描述（由申请人提供）：严重急性呼吸综合征冠状病毒（SARS-CoV）是一种新兴病原体，在全球范围内造成相当大的发病率和死亡率，但对其发病机制的分子基础知之甚少。 SARS 致命病例中受影响最重要的器官系统是呼吸道。食蟹猴模型最好地复制了与人类SARS相关的肺部发病机制，并被用来证明SARS-CoV是SARS的主要病原体，并且1型和-2型肺细胞可能是SARS-CoV的重要靶细胞。我们的总体目标是增加我们对 SARS-CoV 肺部发病机制的了解。在具体目标 1 中，我们将评估在猕猴模型上扩展的 SARS 肺病的发病机制。我们打算完善对 SARS-CoV 允许的靶细胞的识别，以及它们在感染后不同时间分布的可能变化。
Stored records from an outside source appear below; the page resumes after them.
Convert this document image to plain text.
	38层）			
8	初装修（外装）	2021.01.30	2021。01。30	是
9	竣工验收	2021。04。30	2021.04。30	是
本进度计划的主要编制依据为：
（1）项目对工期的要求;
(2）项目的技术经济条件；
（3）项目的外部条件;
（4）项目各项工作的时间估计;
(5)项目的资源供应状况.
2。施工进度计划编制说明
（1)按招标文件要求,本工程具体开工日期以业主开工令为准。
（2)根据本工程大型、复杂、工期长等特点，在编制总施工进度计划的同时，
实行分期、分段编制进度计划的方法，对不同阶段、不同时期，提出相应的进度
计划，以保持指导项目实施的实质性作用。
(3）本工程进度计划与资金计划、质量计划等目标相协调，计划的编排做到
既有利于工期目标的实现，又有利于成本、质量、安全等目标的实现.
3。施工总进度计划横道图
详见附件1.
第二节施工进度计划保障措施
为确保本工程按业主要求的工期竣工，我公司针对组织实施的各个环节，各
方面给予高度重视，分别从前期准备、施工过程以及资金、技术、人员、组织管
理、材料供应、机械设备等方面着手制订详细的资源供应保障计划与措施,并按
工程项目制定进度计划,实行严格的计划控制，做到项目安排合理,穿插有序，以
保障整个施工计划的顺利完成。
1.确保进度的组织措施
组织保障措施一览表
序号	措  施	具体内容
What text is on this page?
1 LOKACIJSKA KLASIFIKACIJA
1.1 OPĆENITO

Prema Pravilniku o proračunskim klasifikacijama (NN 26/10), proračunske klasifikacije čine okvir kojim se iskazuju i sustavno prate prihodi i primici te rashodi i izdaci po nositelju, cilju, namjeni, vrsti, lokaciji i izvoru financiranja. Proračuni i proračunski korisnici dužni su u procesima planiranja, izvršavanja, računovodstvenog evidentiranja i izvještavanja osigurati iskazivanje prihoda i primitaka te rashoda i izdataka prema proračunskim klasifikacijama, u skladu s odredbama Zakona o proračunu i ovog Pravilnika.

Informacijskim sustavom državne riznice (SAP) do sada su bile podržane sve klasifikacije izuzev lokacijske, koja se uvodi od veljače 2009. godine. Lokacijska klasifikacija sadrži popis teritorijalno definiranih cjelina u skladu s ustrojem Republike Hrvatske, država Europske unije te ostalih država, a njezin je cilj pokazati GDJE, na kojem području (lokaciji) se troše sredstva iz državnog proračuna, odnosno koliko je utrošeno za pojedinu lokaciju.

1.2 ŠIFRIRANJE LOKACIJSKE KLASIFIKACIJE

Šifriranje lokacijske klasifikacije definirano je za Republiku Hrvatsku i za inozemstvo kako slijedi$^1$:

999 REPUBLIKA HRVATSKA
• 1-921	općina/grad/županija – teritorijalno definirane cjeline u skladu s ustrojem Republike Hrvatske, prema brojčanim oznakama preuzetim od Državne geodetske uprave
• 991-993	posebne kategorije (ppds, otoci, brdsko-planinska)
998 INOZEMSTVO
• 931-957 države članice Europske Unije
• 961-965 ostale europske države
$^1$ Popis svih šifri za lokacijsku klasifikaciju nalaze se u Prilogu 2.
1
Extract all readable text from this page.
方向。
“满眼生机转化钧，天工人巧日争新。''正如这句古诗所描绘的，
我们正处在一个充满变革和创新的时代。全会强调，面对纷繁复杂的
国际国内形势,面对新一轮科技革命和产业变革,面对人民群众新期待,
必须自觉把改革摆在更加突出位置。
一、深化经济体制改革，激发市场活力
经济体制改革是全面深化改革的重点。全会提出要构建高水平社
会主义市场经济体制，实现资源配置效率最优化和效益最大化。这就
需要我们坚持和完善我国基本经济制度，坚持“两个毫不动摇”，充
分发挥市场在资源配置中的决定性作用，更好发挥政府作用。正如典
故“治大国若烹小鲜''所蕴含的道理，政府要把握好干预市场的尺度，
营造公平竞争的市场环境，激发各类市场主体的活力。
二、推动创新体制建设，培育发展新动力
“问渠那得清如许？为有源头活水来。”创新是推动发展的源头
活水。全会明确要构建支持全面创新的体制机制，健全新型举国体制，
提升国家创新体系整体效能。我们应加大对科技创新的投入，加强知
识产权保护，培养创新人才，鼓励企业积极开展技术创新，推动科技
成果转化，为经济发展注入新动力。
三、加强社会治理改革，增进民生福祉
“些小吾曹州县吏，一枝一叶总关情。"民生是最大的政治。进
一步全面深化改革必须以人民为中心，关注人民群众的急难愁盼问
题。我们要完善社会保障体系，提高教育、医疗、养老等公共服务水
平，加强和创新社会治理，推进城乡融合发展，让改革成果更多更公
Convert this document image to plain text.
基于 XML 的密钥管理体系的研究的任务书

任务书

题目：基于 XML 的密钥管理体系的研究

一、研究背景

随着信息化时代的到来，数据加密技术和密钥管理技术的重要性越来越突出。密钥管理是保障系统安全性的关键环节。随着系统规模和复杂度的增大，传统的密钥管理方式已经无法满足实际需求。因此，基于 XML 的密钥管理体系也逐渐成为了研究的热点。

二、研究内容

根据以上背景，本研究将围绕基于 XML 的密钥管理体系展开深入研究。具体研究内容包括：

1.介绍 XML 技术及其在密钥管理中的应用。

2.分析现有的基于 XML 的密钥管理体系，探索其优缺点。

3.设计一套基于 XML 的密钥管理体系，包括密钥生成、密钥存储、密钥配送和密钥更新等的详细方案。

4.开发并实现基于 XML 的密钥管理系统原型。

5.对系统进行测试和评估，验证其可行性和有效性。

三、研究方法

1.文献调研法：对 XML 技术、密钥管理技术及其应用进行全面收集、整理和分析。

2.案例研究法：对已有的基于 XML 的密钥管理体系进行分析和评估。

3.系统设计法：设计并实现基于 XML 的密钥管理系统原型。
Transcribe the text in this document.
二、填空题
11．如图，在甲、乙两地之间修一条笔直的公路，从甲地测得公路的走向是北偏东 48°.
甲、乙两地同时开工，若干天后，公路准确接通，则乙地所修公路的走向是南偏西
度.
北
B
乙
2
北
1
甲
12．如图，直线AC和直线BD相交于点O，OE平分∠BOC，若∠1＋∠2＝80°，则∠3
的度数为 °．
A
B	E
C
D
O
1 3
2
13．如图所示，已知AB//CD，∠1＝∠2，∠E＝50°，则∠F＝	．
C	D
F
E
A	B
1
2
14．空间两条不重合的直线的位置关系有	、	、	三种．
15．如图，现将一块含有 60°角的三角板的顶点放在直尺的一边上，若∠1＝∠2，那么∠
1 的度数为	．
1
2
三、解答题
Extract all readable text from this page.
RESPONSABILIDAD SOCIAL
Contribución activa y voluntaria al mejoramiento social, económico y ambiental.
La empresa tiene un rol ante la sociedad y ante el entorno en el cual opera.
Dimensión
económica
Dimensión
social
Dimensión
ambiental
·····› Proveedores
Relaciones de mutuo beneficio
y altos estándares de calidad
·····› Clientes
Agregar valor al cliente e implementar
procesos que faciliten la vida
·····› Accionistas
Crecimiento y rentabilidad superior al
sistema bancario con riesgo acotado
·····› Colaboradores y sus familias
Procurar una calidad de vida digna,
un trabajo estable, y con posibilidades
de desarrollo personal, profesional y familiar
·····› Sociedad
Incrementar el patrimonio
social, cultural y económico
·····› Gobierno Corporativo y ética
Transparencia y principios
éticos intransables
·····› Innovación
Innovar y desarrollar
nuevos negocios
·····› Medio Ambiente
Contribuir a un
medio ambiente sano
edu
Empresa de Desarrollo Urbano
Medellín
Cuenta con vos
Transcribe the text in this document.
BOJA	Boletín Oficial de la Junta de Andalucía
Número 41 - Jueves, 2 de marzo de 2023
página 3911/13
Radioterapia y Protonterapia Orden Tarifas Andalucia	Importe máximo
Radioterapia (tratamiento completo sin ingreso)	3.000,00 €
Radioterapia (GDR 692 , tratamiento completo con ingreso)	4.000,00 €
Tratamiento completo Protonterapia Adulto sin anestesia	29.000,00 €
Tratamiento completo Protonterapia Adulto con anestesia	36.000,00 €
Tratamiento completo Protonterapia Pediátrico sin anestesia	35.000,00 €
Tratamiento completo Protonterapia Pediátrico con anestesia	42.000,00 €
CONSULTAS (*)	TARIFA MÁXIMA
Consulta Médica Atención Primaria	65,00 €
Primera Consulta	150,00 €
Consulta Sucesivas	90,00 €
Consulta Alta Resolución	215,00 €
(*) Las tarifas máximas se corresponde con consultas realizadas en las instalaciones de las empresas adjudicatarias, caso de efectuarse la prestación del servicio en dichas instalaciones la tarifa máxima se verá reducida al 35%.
年龄和免疫抑制是增加 SARS 严重程度的重要宿主因素，我们将通过比较不同年龄的猕猴或接受不同水平皮质类固醇治疗的 SARS 的发展来检查其作用。我们将在猕猴模型的基础上，使用传染性分子克隆的野生型 SARS-CoV 和含有可能导致毒力的特定辅助基因突变的 SARS-CoV。具体目标 2 将侧重于建立适当的细胞培养系统，以评估细胞对野生型和工程化 SARS-CoV 的反应。这将包括对人类肺细胞和小气道上皮细胞的研究。我们还将尝试感染肺 A549 细胞和猕猴原代巨噬细胞和树突状细胞。最后，具体目标 3 将利用全局基因表达分析和功能基因组学确定 SARS 的分子机制和致病特征。我们将使用寡核苷酸微阵列和先进的信息技术来检查针对 SARS-CoV 感染的基因表达变化。实验将使用从体外感染以及实验感染的猕猴的细胞和组织中分离出的 RNA 进行。总的来说，从猕猴模型、细胞培养系统和基因表达分析中获得的数据应该为 SARS 的发病机制提供新的见解，有助于诊断和预后分析的开发，并确定预防或治疗干预的新靶点。